Graying and overweight, many of the engineers look nothing like the crack Imperial Army troops that terrorized much of the region nearly 50 years ago. That was the point. Their real job is to make sure nobody in Asia is reminded of World War II. Japan’s intense preoccupation with the deployment is a measure of just how gun-shy the country has become since its last foreign adventures led to catastrophe. “Everyone in Japan is watching every activity big and small,” said one senior military official. “So we are very tense.” For the government, a setback would threaten plans to begin reasserting a world role with manpower as well as money-under the U.N. umbrella.

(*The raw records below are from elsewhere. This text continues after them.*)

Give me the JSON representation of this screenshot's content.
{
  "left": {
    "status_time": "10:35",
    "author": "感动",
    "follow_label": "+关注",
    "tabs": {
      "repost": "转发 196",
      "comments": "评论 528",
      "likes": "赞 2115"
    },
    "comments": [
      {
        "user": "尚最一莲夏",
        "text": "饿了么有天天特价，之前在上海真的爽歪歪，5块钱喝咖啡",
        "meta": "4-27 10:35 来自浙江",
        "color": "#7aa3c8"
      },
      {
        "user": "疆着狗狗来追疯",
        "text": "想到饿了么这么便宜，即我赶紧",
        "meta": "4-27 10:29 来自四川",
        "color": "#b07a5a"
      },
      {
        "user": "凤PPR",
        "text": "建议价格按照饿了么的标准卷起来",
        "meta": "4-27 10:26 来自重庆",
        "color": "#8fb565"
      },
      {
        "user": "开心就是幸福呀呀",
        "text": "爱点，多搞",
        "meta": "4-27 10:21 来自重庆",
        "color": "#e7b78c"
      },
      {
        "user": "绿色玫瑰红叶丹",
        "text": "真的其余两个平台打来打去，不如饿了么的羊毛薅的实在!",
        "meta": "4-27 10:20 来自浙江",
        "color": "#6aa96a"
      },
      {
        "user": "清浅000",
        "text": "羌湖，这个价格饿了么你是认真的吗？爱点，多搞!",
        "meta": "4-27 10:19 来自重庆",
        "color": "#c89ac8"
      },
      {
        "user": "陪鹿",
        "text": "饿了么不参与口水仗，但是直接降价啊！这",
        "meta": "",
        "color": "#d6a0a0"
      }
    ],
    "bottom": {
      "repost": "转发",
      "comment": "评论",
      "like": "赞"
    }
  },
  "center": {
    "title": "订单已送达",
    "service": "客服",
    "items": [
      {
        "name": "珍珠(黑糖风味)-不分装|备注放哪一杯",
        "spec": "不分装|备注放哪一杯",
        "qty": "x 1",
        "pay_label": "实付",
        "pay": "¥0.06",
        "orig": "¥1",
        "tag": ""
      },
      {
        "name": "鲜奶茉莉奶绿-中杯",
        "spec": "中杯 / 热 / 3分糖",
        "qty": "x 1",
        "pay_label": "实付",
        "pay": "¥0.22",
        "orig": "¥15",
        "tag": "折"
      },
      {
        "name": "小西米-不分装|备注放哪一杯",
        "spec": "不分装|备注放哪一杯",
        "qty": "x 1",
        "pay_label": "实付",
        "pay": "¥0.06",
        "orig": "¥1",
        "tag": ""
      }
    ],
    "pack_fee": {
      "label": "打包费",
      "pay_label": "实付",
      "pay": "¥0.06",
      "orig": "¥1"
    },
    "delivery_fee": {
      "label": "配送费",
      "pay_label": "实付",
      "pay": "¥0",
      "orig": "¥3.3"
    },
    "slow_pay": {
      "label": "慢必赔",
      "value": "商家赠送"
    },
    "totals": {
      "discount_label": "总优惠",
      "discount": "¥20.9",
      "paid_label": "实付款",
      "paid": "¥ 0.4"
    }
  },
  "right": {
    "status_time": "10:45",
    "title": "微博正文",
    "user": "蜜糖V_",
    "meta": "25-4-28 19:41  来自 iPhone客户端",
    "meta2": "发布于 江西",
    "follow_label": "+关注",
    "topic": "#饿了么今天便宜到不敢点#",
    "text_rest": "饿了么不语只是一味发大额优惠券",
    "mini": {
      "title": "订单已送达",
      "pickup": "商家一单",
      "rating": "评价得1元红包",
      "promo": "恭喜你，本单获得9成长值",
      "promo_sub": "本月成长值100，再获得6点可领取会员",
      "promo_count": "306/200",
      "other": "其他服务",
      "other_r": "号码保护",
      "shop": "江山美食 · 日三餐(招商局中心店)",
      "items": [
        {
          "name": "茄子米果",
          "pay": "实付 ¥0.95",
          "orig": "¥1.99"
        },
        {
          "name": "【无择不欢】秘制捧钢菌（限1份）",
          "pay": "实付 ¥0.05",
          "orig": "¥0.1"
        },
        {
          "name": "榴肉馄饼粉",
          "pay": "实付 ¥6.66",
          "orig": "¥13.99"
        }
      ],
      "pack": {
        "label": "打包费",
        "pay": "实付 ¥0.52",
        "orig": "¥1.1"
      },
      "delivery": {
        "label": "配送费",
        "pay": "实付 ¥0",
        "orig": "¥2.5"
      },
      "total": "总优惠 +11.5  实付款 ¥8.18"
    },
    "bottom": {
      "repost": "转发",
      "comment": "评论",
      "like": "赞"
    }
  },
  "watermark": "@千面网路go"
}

Last June Tokyo won parliamentary approval for the eventual deployment of nearly 2,000 troops only by arguing, in effect, that these soldiers aren’t really soldiers at all. They will build roads. So the brass are going to great lengths to stick to an unsoldierly, Grated script.

Any Japanese soldier caught in Phnom Penh’s booming brothels will be shipped home, the military warns. Unlike troops from other countries, the Japanese won’t be given condoms. AIDS isn’t the only issue: the subject of sex is ultrasensitive because of disclosures this year about how Japanese troops held “comfort women” in Korea and China during World War II. The soldiers have been ordered to respect the locals; they are not to pat children on the head or throw them scraps. Military planners expect to keep the troops happy with video letters from home, a high-tech rec center equipped with karaoke studios, a well-stocked bar and carefully chaperoned trips to such cultural sights as Angkor Wat. So far, complaints have been minor. Grumped one soldier: “No showers.”

Like sex, violence is out. The engineers’ base in southeastern Cambodia is as far as possible from the Khmer Rouge troops who are violating the terms of a peace treaty signed last October. Because Parliament expressly forbade Japanese troops to clear mines, remote-controlled bulldozers will be used. Still, the deployment remains a gamble. Eight Japanese military observers will be directly in harm’s way-posted to heavily mined border checkpoints in northern and central Cambodia, where Khmer Rouge guerrillas remain active. Three U.N. peacekeepers already have died of malaria this year. “We must become accustomed to a more dangerous role,” said one Japanese Defense Agency official. But any casualties–or scandal–could badly damage the prospects for a sequel.